When a political party veers too far to an extreme, it risks alienating centrist voters and motivating the opposing party's voters to turn out. Democrats learned this when they ran an unusually progressive candidate, George McGovern, for president in 1972. The GOP also appears to understand this today, yet has chosen not to moderate but instead to double down, fighting to hold on to power through voter suppression, gerrymandering, and tools of minority rule such as the filibuster. It is a dangerous gambit that puts the whole American project at risk.

So how do we stop them?

The GOP uses fear, loathing and division to juice their base. Democrats, by contrast, often point to their good works like the American Rescue Plan and the proposed twin infrastructure bills. But this is bare-knuckles politics now. Democrats can and must deploy visceral and emotional tools to motivate turnout of their own voters. These emotions were evident in the protest vote of 2018 and the Trump eviction vote of 2020. If Democrats can be convinced that the extremists are a real threat to the very nation, as they most assuredly are, this could energize millions to the polls in 2022. It can't just be a vote for Democrats, it must also be a vote against GOP radicalism and Trumpism.

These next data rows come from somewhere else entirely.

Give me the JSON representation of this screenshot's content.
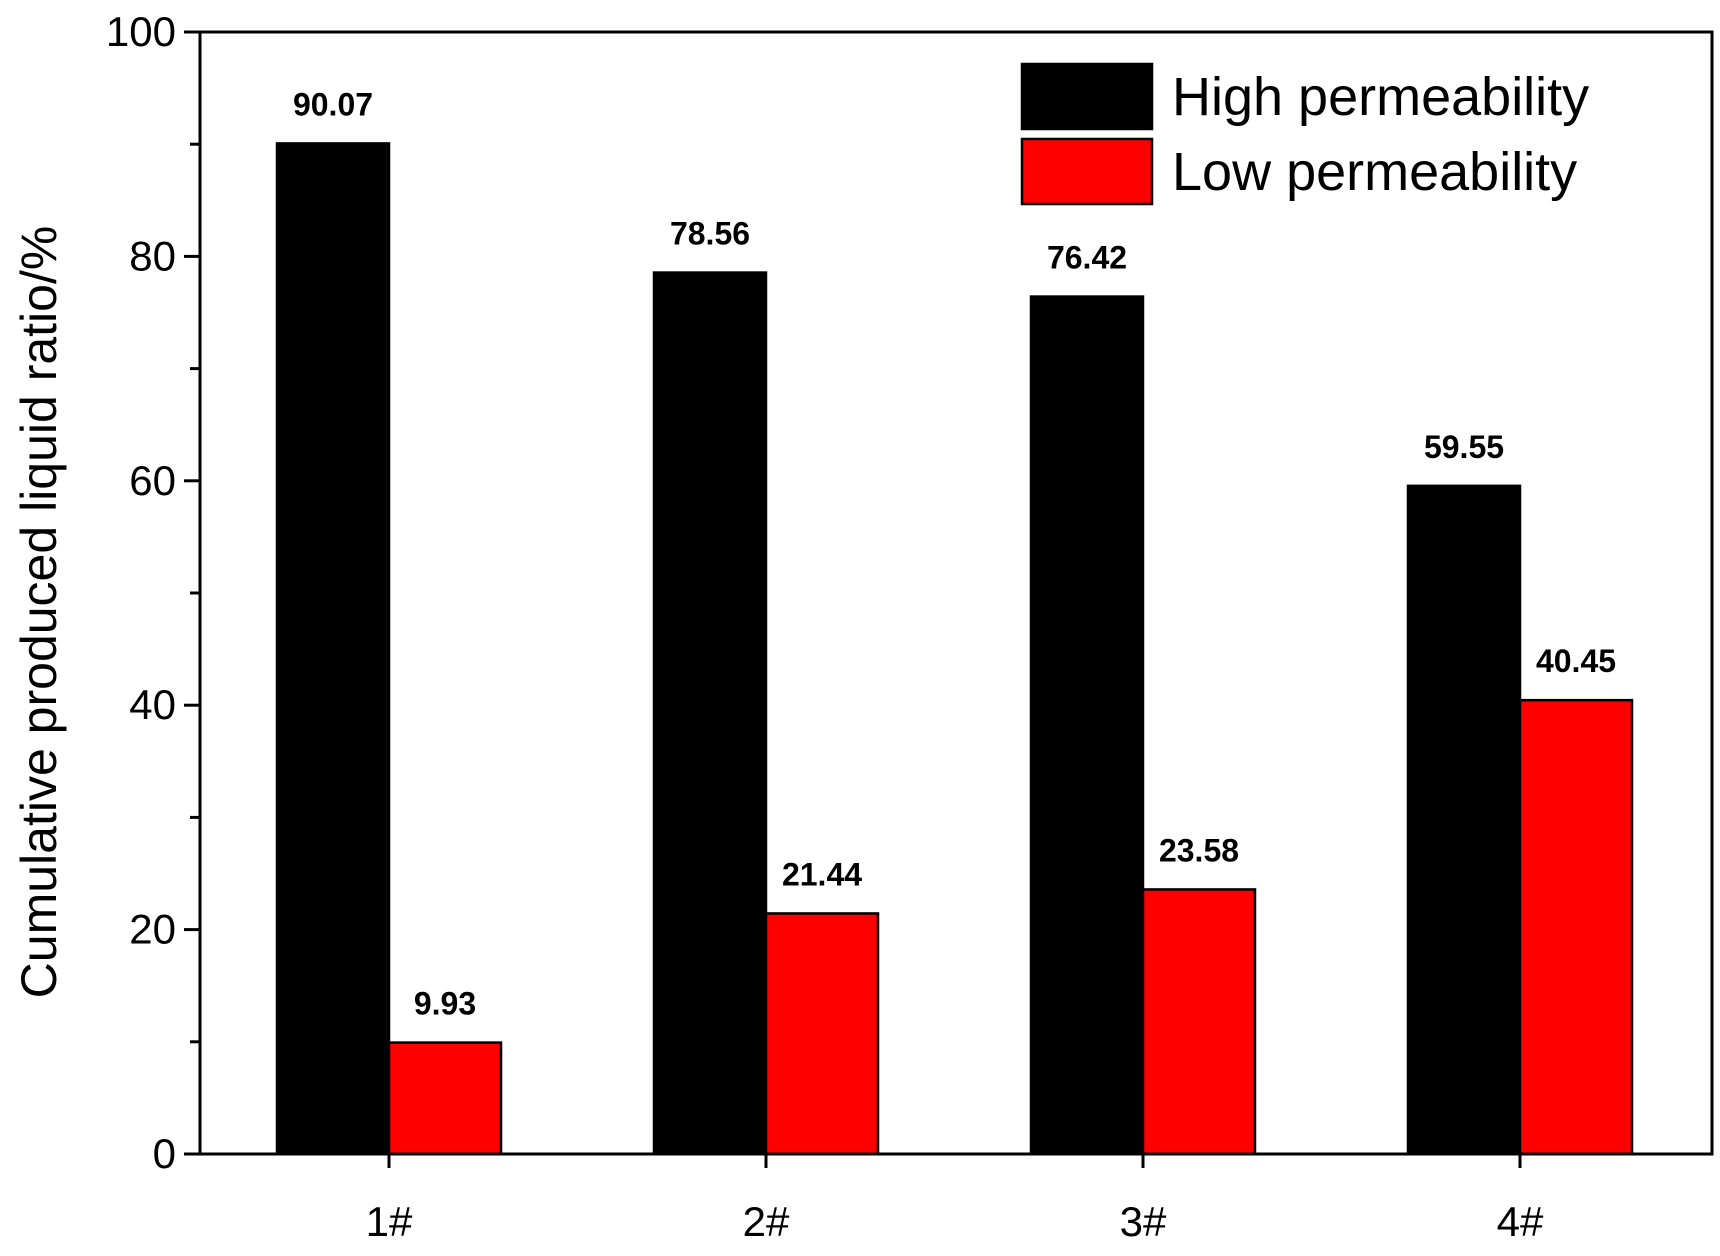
{
  "chart_data": {
    "type": "bar",
    "categories": [
      "1#",
      "2#",
      "3#",
      "4#"
    ],
    "series": [
      {
        "name": "High permeability",
        "values": [
          90.07,
          78.56,
          76.42,
          59.55
        ],
        "labels": [
          "90.07",
          "78.56",
          "76.42",
          "59.55"
        ],
        "color": "#000000"
      },
      {
        "name": "Low permeability",
        "values": [
          9.93,
          21.44,
          23.58,
          40.45
        ],
        "labels": [
          "9.93",
          "21.44",
          "23.58",
          "40.45"
        ],
        "color": "#ff0000"
      }
    ],
    "title": "",
    "xlabel": "",
    "ylabel": "Cumulative produced liquid ratio/%",
    "ylim": [
      0,
      100
    ],
    "yticks": [
      0,
      20,
      40,
      60,
      80,
      100
    ],
    "yticks_minor": [
      10,
      30,
      50,
      70,
      90
    ],
    "ytick_labels": [
      "0",
      "20",
      "40",
      "60",
      "80",
      "100"
    ],
    "grid": false,
    "legend_position": "top-right"
  }
}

To get to this level of outrage and alarm, every GOP extremist must be tied squarely to Trump. The death toll from the GOP's criminal mishandling of the pandemic must always be front and center. And the threat that Trump will be president again if we don't stop him now must be repeated ad nauseam. While none of this will be easy and a lot of it will be traumatizing, there is no other choice: Simply put, the alternative is unthinkable.